Ananda was very nervous now and listened to the conversation between his master and the demon. Mara sipped his tea slowly and then spoke. "Buddha, things are not going well. I wish to be something else. Something other than a Mara."

"But, Mara, you are so good at being Mara. Remember when you sent images of sense pleasures and warnings of how difficult it would be for me to fully reach enlightenment when I sat beneath the bodhi tree? That was a fantastic job of being Mara. I really had to struggle to get where I am now. I truly owe you a debt of gratitude."

Now Ananda was getting very fearful. He did not like the idea of Buddha having a debt of gratitude to Mara. This was very upsetting but he listened further.

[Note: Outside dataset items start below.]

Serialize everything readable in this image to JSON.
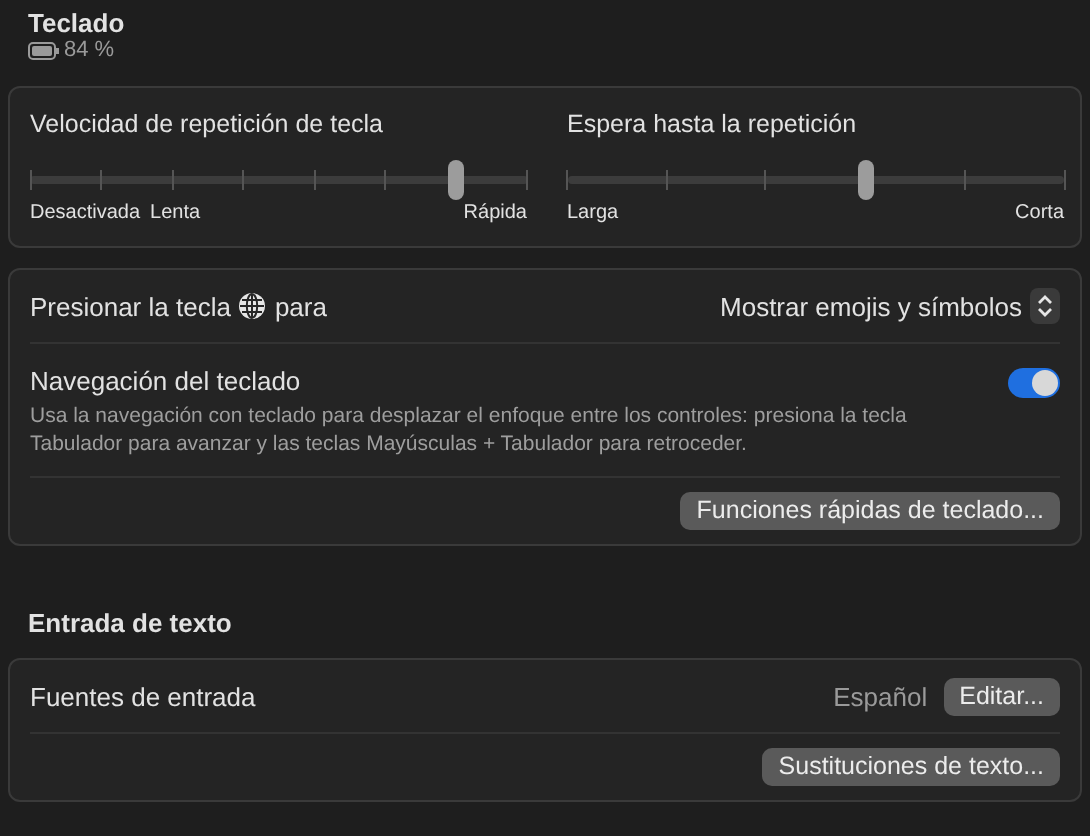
{
  "header": {
    "title": "Teclado",
    "battery": "84 %"
  },
  "sliders": [
    {
      "kind": "speed",
      "label": "Velocidad de repetición de tecla",
      "level": 0.857,
      "start_labels": [
        "Desactivada",
        "Lenta"
      ],
      "end_labels": [
        "Rápida"
      ]
    },
    {
      "kind": "delay",
      "label": "Espera hasta la repetición",
      "level": 0.6,
      "start_labels": [
        "Larga"
      ],
      "end_labels": [
        "Corta"
      ]
    }
  ],
  "globe_key": {
    "label_before": "Presionar la tecla",
    "label_after": "para",
    "value": "Mostrar emojis y símbolos"
  },
  "keyboard_navigation": {
    "label": "Navegación del teclado",
    "description": "Usa la navegación con teclado para desplazar el enfoque entre los controles: presiona la tecla Tabulador para avanzar y las teclas Mayúsculas + Tabulador para retroceder.",
    "on": true
  },
  "shortcuts_button": "Funciones rápidas de teclado...",
  "text_input": {
    "section_title": "Entrada de texto",
    "input_sources_label": "Fuentes de entrada",
    "input_sources_value": "Español",
    "edit_button": "Editar...",
    "replacements_button": "Sustituciones de texto..."
  }
}
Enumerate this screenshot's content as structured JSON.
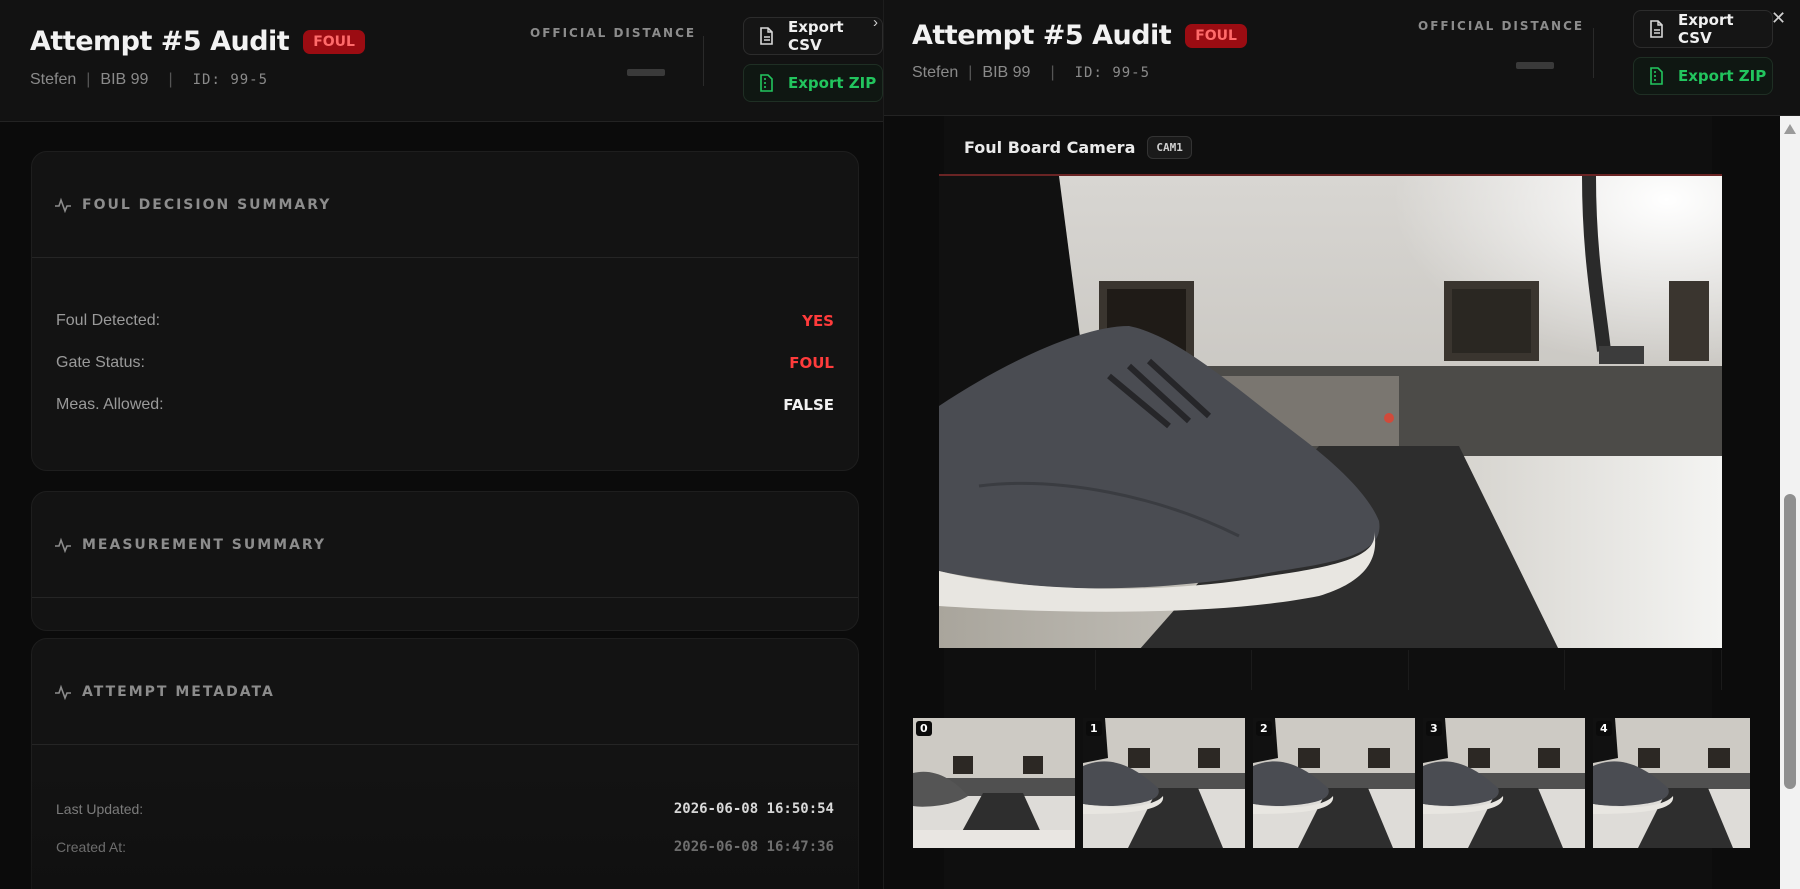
{
  "attempt": {
    "title": "Attempt #5 Audit",
    "status_badge": "FOUL",
    "athlete": "Stefen",
    "bib": "BIB 99",
    "id_label": "ID: 99-5",
    "separator": "|"
  },
  "official_distance": {
    "label": "OFFICIAL DISTANCE"
  },
  "buttons": {
    "export_csv": "Export CSV",
    "export_zip": "Export ZIP"
  },
  "icons": {
    "close": "close-icon",
    "chevron": "chevron-right-icon",
    "csv": "file-icon",
    "zip": "file-zip-icon",
    "activity": "activity-icon"
  },
  "foul_summary": {
    "title": "FOUL DECISION SUMMARY",
    "rows": [
      {
        "label": "Foul Detected:",
        "value": "YES"
      },
      {
        "label": "Gate Status:",
        "value": "FOUL"
      },
      {
        "label": "Meas. Allowed:",
        "value": "FALSE"
      }
    ]
  },
  "measurement_summary": {
    "title": "MEASUREMENT SUMMARY"
  },
  "metadata": {
    "title": "ATTEMPT METADATA",
    "rows": [
      {
        "label": "Last Updated:",
        "value": "2026-06-08 16:50:54"
      },
      {
        "label": "Created At:",
        "value": "2026-06-08 16:47:36"
      }
    ]
  },
  "camera": {
    "title": "Foul Board Camera",
    "badge": "CAM1",
    "frames": [
      "0",
      "1",
      "2",
      "3",
      "4"
    ]
  },
  "colors": {
    "foul_red": "#ff3b3b",
    "badge_bg": "#9b0c12",
    "zip_green": "#22c55e"
  }
}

"Well, I suppose you are right," said Mara, "but being Mara I always have to be sneaking around in the shadows, talking in riddles and half-truths. It is such hard work always trying to think of the best things to say and do. I just...I think it would be easier to be something else. And the worst part: my disciples have heard about your the Dhara and are talking of non-duality, peace, justice, is so frustrating being Mara. I think it would be much better if you took my disciples. Maybe we could switch for a while? You could be Mara and I could try being Buddha?"

At this request Ananda's heart really began to pound. He knew that his master had just said he owed Mara a debt and he also knew how profound his master's compassion truly was. He had seen him give to others when he had almost nothing. He was terrified that he would now become the disciple of Mara and the Buddha would become a demon king. No worse thought was imaginable.

The Buddha thought. He sipped his tea. And then he spoke: "Mara, do you think it is just frustrating being Mara? Being the Buddha is, doubly frustrating, I guarantee. You think you have trouble with your disciples? Mine put words in my mouth and write them into sutras that I have never said. I teach them about non-attachment to material things and what do they do? They build stupas and erect shrines in my name! They even build enormous statues of me out of gold just to pray to even though I have told them time and time again that I am not a god. And they sell trinkets in temples with my words blazed upon them. It is an absolute pain. But I do not give up being Buddha because that is what I am."

Mara sighed and vanished into the shadows. Ananda felt slightly relieved but continued to worry that one day Mara would get what he ultimately wanted.